Deep Things Out of Darkness: A History of Natural History

By John Anderson

University of California Press, 2013. 

In the preface to this altogether remarkable book, John Anderson, the William H. Drury Professor of Ecology and Natural History at College of the Atlantic, relates how, as the sole undergraduate in a mammalogy course at Berkeley back in the 1970s, he came to his profession. Natural historians, Anderson learned, “got to go to interesting places, see beautiful things, meet unusual people, and ask endless questions.”

This enlightening and entertaining history of natural history bears Anderson out: many of the great figures of this discipline would fit in an Indiana Jones movie. Without advancing “an overarching thesis about the development of science or culture,” he seeks to resurrect some of these figures and the stories that “set the stage for modern ecological understanding.”

He succeeds and then some. Not only does Anderson describe the age of exploration, for example, he helps us relive it.

Anderson is expert at choosing elements of biography that bring to life the adventures—and misadventures—of his subjects,but he also offers insight into their motives, fears and challenges. His roster runs from Aristotle and Pliny up to Rachel Carson and E.O. Wilson, with special attention given to Linnaeus, Humboldt, and Darwin.

All along, Anderson describes the evolution of the study of natural history and how each individual added to the discipline in the search for a way to order organisms and species.

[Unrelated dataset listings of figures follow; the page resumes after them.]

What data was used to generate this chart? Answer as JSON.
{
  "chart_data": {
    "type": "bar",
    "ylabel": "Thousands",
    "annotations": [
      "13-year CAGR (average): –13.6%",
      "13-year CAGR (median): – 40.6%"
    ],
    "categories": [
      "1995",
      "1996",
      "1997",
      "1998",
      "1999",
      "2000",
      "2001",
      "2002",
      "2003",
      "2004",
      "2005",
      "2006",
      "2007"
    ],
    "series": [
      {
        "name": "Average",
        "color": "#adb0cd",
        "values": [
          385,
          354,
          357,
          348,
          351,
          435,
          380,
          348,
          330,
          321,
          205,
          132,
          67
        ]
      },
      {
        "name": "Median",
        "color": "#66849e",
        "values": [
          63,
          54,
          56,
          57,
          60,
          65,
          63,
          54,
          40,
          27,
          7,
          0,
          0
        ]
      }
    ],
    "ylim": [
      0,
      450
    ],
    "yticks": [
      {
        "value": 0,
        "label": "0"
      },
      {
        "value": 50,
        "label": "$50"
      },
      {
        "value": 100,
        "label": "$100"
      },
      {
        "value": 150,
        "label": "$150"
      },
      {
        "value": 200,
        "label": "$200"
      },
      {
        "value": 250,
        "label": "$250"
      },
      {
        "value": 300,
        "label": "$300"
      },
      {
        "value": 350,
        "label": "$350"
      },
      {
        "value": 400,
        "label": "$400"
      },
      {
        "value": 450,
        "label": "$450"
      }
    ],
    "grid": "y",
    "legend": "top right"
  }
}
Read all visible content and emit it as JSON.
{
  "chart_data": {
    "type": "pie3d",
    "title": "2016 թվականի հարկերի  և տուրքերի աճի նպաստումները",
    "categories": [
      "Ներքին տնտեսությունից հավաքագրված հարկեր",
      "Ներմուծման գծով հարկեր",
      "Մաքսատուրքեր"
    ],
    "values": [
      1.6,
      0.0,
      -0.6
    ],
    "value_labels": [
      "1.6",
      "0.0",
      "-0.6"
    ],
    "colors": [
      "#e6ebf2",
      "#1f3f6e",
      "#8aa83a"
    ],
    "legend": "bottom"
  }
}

Especially interesting is the shift from a religious/magic perspective on nature to one built on science. The motto of the Royal Society, founded in 1660, summed up this new attitude: Nullius in verba, “Take nobody’s word for it.”

Anderson has fun picking out those theories of natural history that proved to be far-fetched. For example, the British naturalist Mark Catesby suggested that migratory birds started their flight by “flying straight up until they reach an altitude from which they can see their destination and then simply glide down an inclined plane to reach it.”

Anderson is a natural historian of the first order himself, which gives this book a special perspective. He has managed several seabird research programs at College of the Atlantic, directing the tern reintroduction program on Petit Manan Island and overseeing the study of the colony of Leach’s Storm Petrels on Great Duck Island. He is a protégé of legendary COA professor William Drury, whose essays he edited for the book Chance and Change: Ecology for Conservationists (1998).

“This narrative is inevitably but a small and biased portion of the whole story of natural history,” writes Anderson, but he need not be defensive about his efforts. He has produced a lively survey and, in so doing, provided evidence of how natural history ultimately serves “as a basis for the appreciation and conservation of wild things, of wild places, and, ultimately, of ourselves.”

Carl Little’s most recent book is Irene Hardwicke Olivieri: Closer to Wildness (Pomegranate).